Cool, ours was a medical isotope production reactor.  I did mostly steady state criticality analysis and core design (with help from our own thermal hydraulics group), but somehow managed to pull off limited burnup and fuel cycle analysis as well before the final presentation (deadlines are tough if not every member of the group is outputting at 100% efficiency).  I've read a bit from plasma physics textbooks though, definitely tough stuff your group was doing.  My impression of plasma physics is thermal hydraulics mixed with electromagnetism in an unholy mixture of vector calc.
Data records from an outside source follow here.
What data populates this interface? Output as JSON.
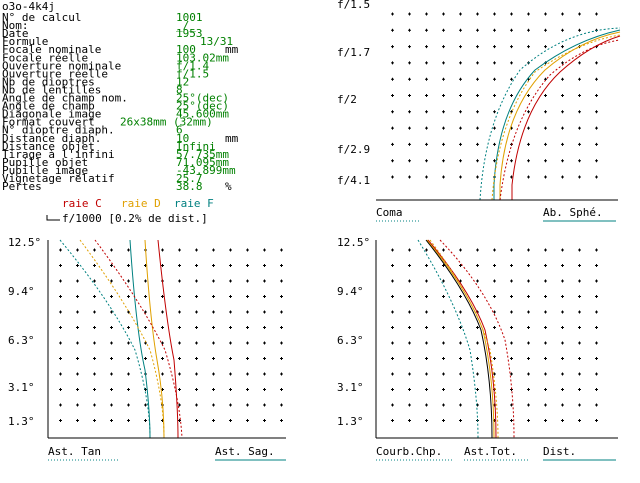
{
  "window_title": "o3o-4k4j",
  "params": [
    {
      "label": "N° de calcul",
      "value": "1001",
      "unit": ""
    },
    {
      "label": "Nom:",
      "value": "_/_",
      "unit": ""
    },
    {
      "label": "Date",
      "value": "1953",
      "unit": ""
    },
    {
      "label": "Formule",
      "value": "13/31",
      "unit": ""
    },
    {
      "label": "Focale nominale",
      "value": "100",
      "unit": "mm"
    },
    {
      "label": "Focale réelle",
      "value": "103.02mm",
      "unit": ""
    },
    {
      "label": "Ouverture nominale",
      "value": "f/1.4",
      "unit": ""
    },
    {
      "label": "Ouverture réelle",
      "value": "f/1.5",
      "unit": ""
    },
    {
      "label": "Nb de dioptres",
      "value": "12",
      "unit": ""
    },
    {
      "label": "Nb de lentilles",
      "value": "8",
      "unit": ""
    },
    {
      "label": "Angle de champ nom.",
      "value": "25°(dec)",
      "unit": ""
    },
    {
      "label": "Angle de champ",
      "value": "25°(dec)",
      "unit": ""
    },
    {
      "label": "Diagonale image",
      "value": "45.600mm",
      "unit": ""
    },
    {
      "label": "Format couvert",
      "value": "26x38mm (32mm)",
      "unit": ""
    },
    {
      "label": "N° dioptre diaph.",
      "value": "6",
      "unit": ""
    },
    {
      "label": "Distance diaph.",
      "value": "10",
      "unit": "mm"
    },
    {
      "label": "Distance objet",
      "value": "Infini",
      "unit": ""
    },
    {
      "label": "Tirage à l'infini",
      "value": "57.735mm",
      "unit": ""
    },
    {
      "label": "Pupille objet",
      "value": "71.095mm",
      "unit": ""
    },
    {
      "label": "Pupille image",
      "value": "-43.899mm",
      "unit": ""
    },
    {
      "label": "Vignetage relatif",
      "value": "25.7",
      "unit": ""
    },
    {
      "label": "Pertes",
      "value": "38.8",
      "unit": "%"
    }
  ],
  "legend": {
    "raie_c": "raie C",
    "raie_d": "raie D",
    "raie_f": "raie F",
    "scale": "f/1000 [0.2% de dist.]"
  },
  "colors": {
    "raie_c": "#c00000",
    "raie_d": "#e0a000",
    "raie_f": "#008080",
    "value_green": "#008000"
  },
  "aperture_chart": {
    "y_labels": [
      "f/1.5",
      "f/1.7",
      "f/2",
      "f/2.9",
      "f/4.1"
    ],
    "label_left": "Coma",
    "label_right": "Ab. Sphé."
  },
  "field_chart_left": {
    "y_labels": [
      "12.5°",
      "9.4°",
      "6.3°",
      "3.1°",
      "1.3°"
    ],
    "label_left": "Ast. Tan",
    "label_right": "Ast. Sag."
  },
  "field_chart_right": {
    "y_labels": [
      "12.5°",
      "9.4°",
      "6.3°",
      "3.1°",
      "1.3°"
    ],
    "label_1": "Courb.Chp.",
    "label_2": "Ast.Tot.",
    "label_3": "Dist."
  },
  "chart_data": [
    {
      "type": "line",
      "title": "",
      "ylabels": [
        "f/1.5",
        "f/1.7",
        "f/2",
        "f/2.9",
        "f/4.1"
      ],
      "series": [
        {
          "name": "raie C"
        },
        {
          "name": "raie D"
        },
        {
          "name": "raie F"
        }
      ],
      "xlabel": "Ab. Sphé."
    },
    {
      "type": "line",
      "ylabels": [
        "12.5°",
        "9.4°",
        "6.3°",
        "3.1°",
        "1.3°"
      ],
      "series": [
        {
          "name": "raie C"
        },
        {
          "name": "raie D"
        },
        {
          "name": "raie F"
        }
      ],
      "xlabel": "Ast. Tan / Ast. Sag."
    },
    {
      "type": "line",
      "ylabels": [
        "12.5°",
        "9.4°",
        "6.3°",
        "3.1°",
        "1.3°"
      ],
      "series": [
        {
          "name": "raie C"
        },
        {
          "name": "raie D"
        },
        {
          "name": "raie F"
        }
      ],
      "xlabel": "Courb.Chp. / Ast.Tot. / Dist."
    }
  ]
}
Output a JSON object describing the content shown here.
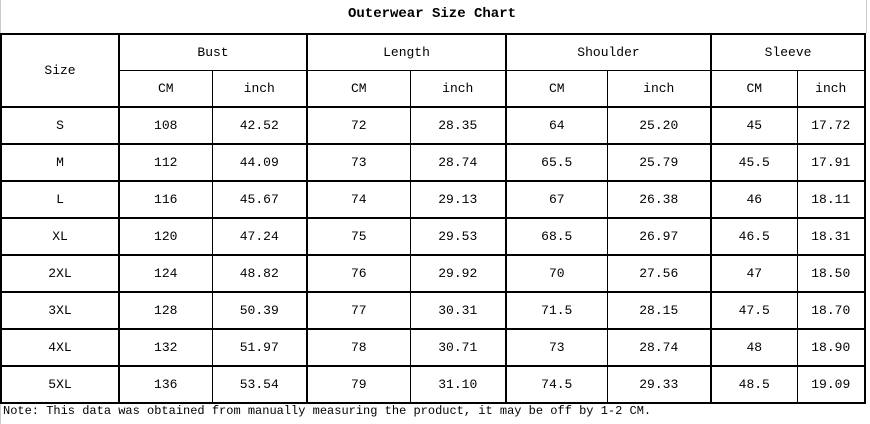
{
  "title": "Outerwear Size Chart",
  "header": {
    "size": "Size",
    "groups": [
      "Bust",
      "Length",
      "Shoulder",
      "Sleeve"
    ],
    "units": [
      "CM",
      "inch"
    ]
  },
  "rows": [
    [
      "S",
      "108",
      "42.52",
      "72",
      "28.35",
      "64",
      "25.20",
      "45",
      "17.72"
    ],
    [
      "M",
      "112",
      "44.09",
      "73",
      "28.74",
      "65.5",
      "25.79",
      "45.5",
      "17.91"
    ],
    [
      "L",
      "116",
      "45.67",
      "74",
      "29.13",
      "67",
      "26.38",
      "46",
      "18.11"
    ],
    [
      "XL",
      "120",
      "47.24",
      "75",
      "29.53",
      "68.5",
      "26.97",
      "46.5",
      "18.31"
    ],
    [
      "2XL",
      "124",
      "48.82",
      "76",
      "29.92",
      "70",
      "27.56",
      "47",
      "18.50"
    ],
    [
      "3XL",
      "128",
      "50.39",
      "77",
      "30.31",
      "71.5",
      "28.15",
      "47.5",
      "18.70"
    ],
    [
      "4XL",
      "132",
      "51.97",
      "78",
      "30.71",
      "73",
      "28.74",
      "48",
      "18.90"
    ],
    [
      "5XL",
      "136",
      "53.54",
      "79",
      "31.10",
      "74.5",
      "29.33",
      "48.5",
      "19.09"
    ]
  ],
  "note": "Note: This data was obtained from manually measuring the product, it may be off by 1-2 CM."
}
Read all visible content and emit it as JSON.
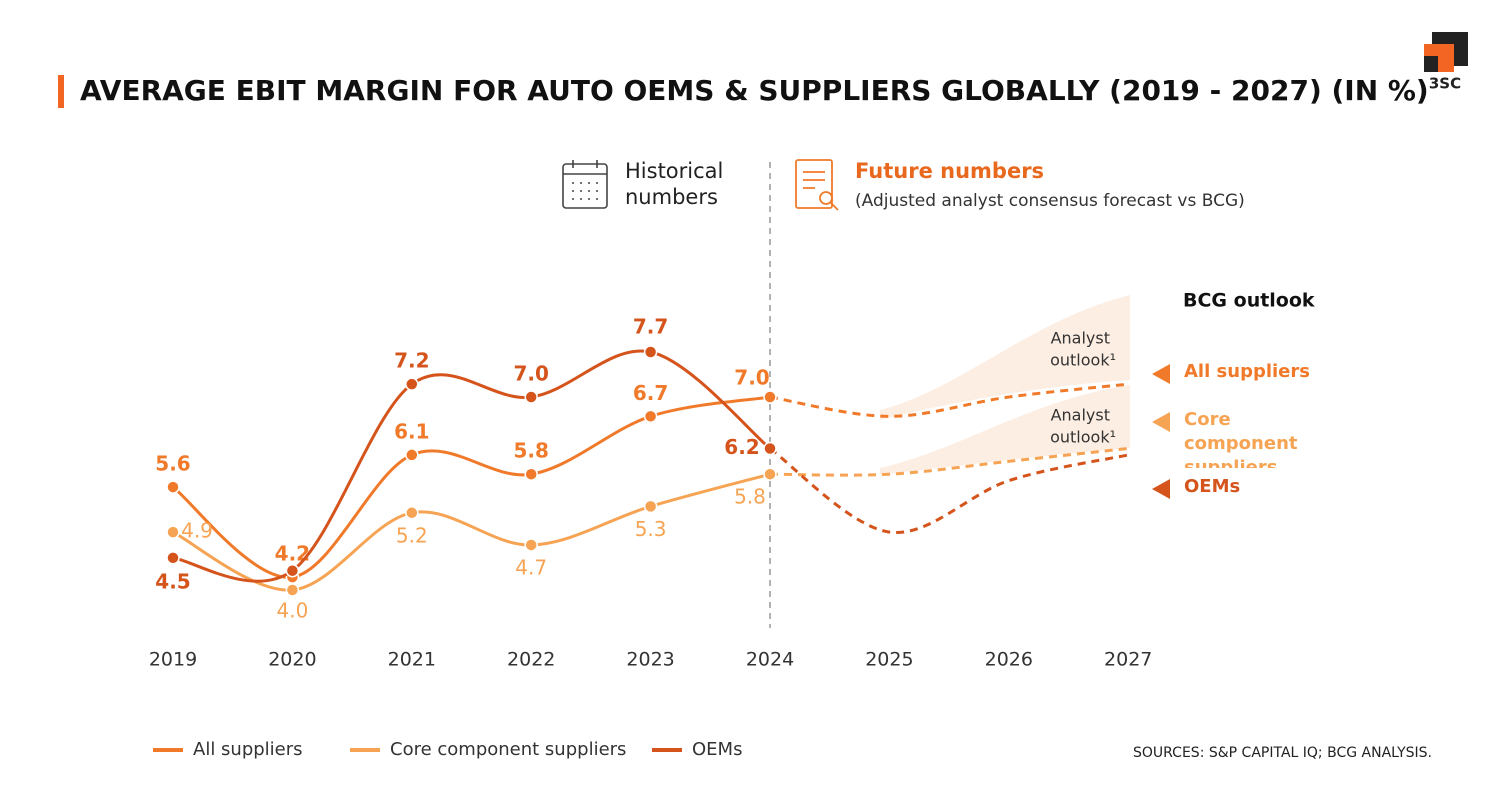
{
  "chart_data": {
    "type": "line",
    "title": "AVERAGE EBIT MARGIN FOR AUTO OEMS & SUPPLIERS GLOBALLY (2019 - 2027) (IN %)",
    "logo": "3SC",
    "historical_label": [
      "Historical",
      "numbers"
    ],
    "future_title": "Future numbers",
    "future_subtitle": "(Adjusted analyst consensus forecast vs BCG)",
    "outlook_title": "BCG outlook",
    "analyst_outlook": [
      "Analyst",
      "outlook¹"
    ],
    "source": "SOURCES: S&P CAPITAL IQ; BCG ANALYSIS.",
    "forecast_start": "2024",
    "categories": [
      "2019",
      "2020",
      "2021",
      "2022",
      "2023",
      "2024",
      "2025",
      "2026",
      "2027"
    ],
    "series": [
      {
        "name": "All suppliers",
        "color": "#f07a2a",
        "values": [
          5.6,
          4.2,
          6.1,
          5.8,
          6.7,
          7.0,
          6.7,
          7.0,
          7.2
        ],
        "value_labels": [
          "5.6",
          "4.2",
          "6.1",
          "5.8",
          "6.7",
          "7.0",
          null,
          null,
          null
        ]
      },
      {
        "name": "Core component suppliers",
        "color": "#f6a454",
        "values": [
          4.9,
          4.0,
          5.2,
          4.7,
          5.3,
          5.8,
          5.8,
          6.0,
          6.2
        ],
        "value_labels": [
          "4.9",
          "4.0",
          "5.2",
          "4.7",
          "5.3",
          "5.8",
          null,
          null,
          null
        ]
      },
      {
        "name": "OEMs",
        "color": "#d4541c",
        "values": [
          4.5,
          4.3,
          7.2,
          7.0,
          7.7,
          6.2,
          4.9,
          5.7,
          6.1
        ],
        "value_labels": [
          "4.5",
          null,
          "7.2",
          "7.0",
          "7.7",
          "6.2",
          null,
          null,
          null
        ]
      }
    ]
  }
}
word limits in technical papers are pretty retarded.  i've never been given a minimum or maximum in any of my engineering courses.  when i get a limit in any sort of paper, i just ignore it.  i do the assignment and say what i need to say in a complete and concise fasion.  it usually works out to within the range, but i've never gotten any crap for being over or under when it does happen.  any professor that is going to judge what is clearly a serious and well written paper (vs the page-limit length of utter bovine fecal material submitted by the mindless go-through-the-motions students) on length rather than quality doesn't deserve to be teaching.

That's true, I usually get page length minimums (rarely maximums) in most of the engineering courses I've taken.  Even then, since most of it is double-spaced I end up well overshooting it mostly due to the complexity of the subject and the need for attention to detail.